Painted Skin (King Hu, 1993)
Mandarin Title: Hua pi zhi yinyang fawang
King Hu has made great films in his lifetime; these films defined the wuxia genre; films like Come Drink With Me (1966), Dragon Inn (1966), and his masterpiece A Touch of Zen (1969). Aside from forwarding the thematics and stylistics of the genre, his films and stature influenced many directors. Ang Lee's bamboo fight scenes in Crouching Tiger, Hidden Dragon (2000) was borrowed from a similar scene in A Touch of Zen. Zhang Yimou's House of Flying Daggers (2004) evokes a similar intrepid adventurism as many of Hu's wuxia features. Tsui Hark, one of the defining directors of 80's and 90's Hong Kong cinema acknowledges Hu as a direct influence to his artistry. He even tapped Hu to co-direct Swordsman (1990), but after discovering a difference in working habits (Hu was too slow), removed him from the directing team while keeping his name, out of respect, in the credits.
Hu's final film, Painted Skin, surfaced in the early 90's. It wasn't greeted with critical laurels. It seems that Hu, unlike Tsui who was reactive to the burgeoning influence of the globalization of American cinmea, wasn't evolving as a director. Painted Skin, although quite similar in the sub-genre revitalized by Tsui's A Chinese Ghost Story (1987), is bothered with a bumpy pace and a narrative slightness. However, to completely dismiss Painted Skin as a failure in Hu's filmography is completely out of place. True, the film is probably the weakest in Hu's works, but it's something of a last hurrah to the classy, the lyrical, the intrepid filmmaking that defined 60's and 70's Hong Kong cinema. Moreover, Hu's visuals is as tight as before --- there's a grandiose and graceful quality to his filmmaking that seemingly transcends the genre's limitations; his editing is as quick and crisp as ever --- the film actually utilizes very little extraneous effects (wire-fu, pre-CGI visual effects) as Hu's editing adequately fills in the illusion of action and flash.
Painted Skin concerns the plight of You Feng (Joey Wong), a ghost who is prevented from descending to hell to be reincarnated into the mortal world by the Yin-Yang king. She escapes to earth, where she blindly meets a scholar-philanderer Wang (Adam Cheng). Wang adopts You Feng, unaware that she is a ghost. When he sees her repainting her face, he seeks the help of two Taoist monks to try to remove the spirit from his home. You Feng then travels with the two Taoist monks to seek the help of the High Priest (Sammo Hung) to defeat the Yin-Yank king and restore the natural flow of spirits and the process of reincarnation.

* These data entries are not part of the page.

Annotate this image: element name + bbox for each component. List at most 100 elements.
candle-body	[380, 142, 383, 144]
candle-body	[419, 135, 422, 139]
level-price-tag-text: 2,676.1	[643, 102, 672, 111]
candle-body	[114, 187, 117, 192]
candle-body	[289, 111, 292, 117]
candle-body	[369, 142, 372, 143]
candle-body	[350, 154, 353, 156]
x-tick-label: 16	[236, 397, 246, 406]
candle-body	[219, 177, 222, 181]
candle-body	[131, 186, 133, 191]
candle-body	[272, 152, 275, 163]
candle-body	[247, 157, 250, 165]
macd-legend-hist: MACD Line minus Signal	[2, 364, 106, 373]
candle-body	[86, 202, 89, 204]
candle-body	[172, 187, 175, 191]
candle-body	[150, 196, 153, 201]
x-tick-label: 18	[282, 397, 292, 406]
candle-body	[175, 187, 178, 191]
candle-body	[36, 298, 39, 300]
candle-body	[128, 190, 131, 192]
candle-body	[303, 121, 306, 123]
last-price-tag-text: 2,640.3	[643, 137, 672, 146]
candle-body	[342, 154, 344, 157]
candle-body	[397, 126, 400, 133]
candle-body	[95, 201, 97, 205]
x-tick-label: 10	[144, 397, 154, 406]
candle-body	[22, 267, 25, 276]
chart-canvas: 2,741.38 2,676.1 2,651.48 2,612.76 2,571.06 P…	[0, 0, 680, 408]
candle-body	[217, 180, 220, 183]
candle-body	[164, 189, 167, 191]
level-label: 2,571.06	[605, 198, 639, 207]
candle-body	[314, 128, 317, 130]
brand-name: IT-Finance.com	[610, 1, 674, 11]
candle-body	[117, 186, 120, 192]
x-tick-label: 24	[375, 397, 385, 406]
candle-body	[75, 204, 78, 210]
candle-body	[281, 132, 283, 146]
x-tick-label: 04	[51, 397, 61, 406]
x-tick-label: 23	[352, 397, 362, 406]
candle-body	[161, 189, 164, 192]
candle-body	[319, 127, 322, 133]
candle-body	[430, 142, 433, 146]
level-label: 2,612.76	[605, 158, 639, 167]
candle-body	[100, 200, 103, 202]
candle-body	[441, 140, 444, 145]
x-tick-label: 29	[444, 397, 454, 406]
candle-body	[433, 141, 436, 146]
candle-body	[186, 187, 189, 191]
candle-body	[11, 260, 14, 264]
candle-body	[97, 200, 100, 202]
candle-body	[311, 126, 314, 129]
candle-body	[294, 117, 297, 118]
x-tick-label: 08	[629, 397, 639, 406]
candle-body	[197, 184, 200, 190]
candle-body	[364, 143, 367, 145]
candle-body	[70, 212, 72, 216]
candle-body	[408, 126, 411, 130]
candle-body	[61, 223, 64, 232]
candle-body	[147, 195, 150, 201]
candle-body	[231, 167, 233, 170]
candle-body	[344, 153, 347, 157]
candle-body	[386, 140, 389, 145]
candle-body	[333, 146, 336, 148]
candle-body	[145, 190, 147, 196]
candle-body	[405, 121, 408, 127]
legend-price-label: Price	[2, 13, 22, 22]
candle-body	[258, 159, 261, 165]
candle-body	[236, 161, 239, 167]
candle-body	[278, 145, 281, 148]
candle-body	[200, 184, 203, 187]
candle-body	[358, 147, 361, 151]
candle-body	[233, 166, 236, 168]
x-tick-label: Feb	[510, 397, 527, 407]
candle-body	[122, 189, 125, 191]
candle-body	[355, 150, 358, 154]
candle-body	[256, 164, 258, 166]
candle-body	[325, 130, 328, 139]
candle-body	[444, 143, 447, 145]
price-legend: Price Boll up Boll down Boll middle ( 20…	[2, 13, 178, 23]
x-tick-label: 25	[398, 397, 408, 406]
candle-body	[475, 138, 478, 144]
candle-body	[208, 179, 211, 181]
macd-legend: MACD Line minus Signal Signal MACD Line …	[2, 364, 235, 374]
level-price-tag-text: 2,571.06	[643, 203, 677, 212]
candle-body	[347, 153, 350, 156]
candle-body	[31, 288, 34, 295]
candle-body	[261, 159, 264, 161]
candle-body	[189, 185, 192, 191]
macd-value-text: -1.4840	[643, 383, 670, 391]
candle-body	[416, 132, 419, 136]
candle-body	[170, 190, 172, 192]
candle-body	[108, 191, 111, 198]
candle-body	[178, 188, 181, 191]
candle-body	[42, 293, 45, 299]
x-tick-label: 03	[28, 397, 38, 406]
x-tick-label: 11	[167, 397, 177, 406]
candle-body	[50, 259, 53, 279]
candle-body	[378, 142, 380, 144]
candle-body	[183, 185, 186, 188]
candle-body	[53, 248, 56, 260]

The problem with Painted Skin is that there is an inherent absence of rapport in between its characters. The motivations behind their decisions are skewed; their rationale for being seems to be a result of predestination rather than human appropriation. You Feng's plight seems to be too unexplainedly great, especially for the Yin-Yang king to get worried over for. Even the High Priest's reasons for helping You Feng is individualistic instead of heroic; the same can be said for the lecherous scholar who claims You Feng as his concubine rather than an object for good deeds. Hu's world seems to have transformed from being a battleground of virtues and camaraderie into a stage of blurred lines between good and evil.
There is not one character that represents virtue, not even human imperfection. Instead, Hu forwards a scenario wherein confusion abound in terms of the characters' station in the moral ladder. Facades are put into a thematic spotlight. You Feng wears a painted human face to lure help; The High Priest pretends to be a lowly peasant to hide his godly powers; The yin-yang king has invisibility powers, represents an orderly rebellious bureaucratic government against the natural flow, and possesses human bodies to pave the way for his plans. In a way, the slightly told battle against a single evil is revoked of its benevolent ideals by the fact that there is nothing to grab, nothing to take in, with no character to represent the human plight, as opposed to Hu's more successful films --- probably the reason why Painted Skin is seen as a failure rather than a mild addition to Hu's filmography.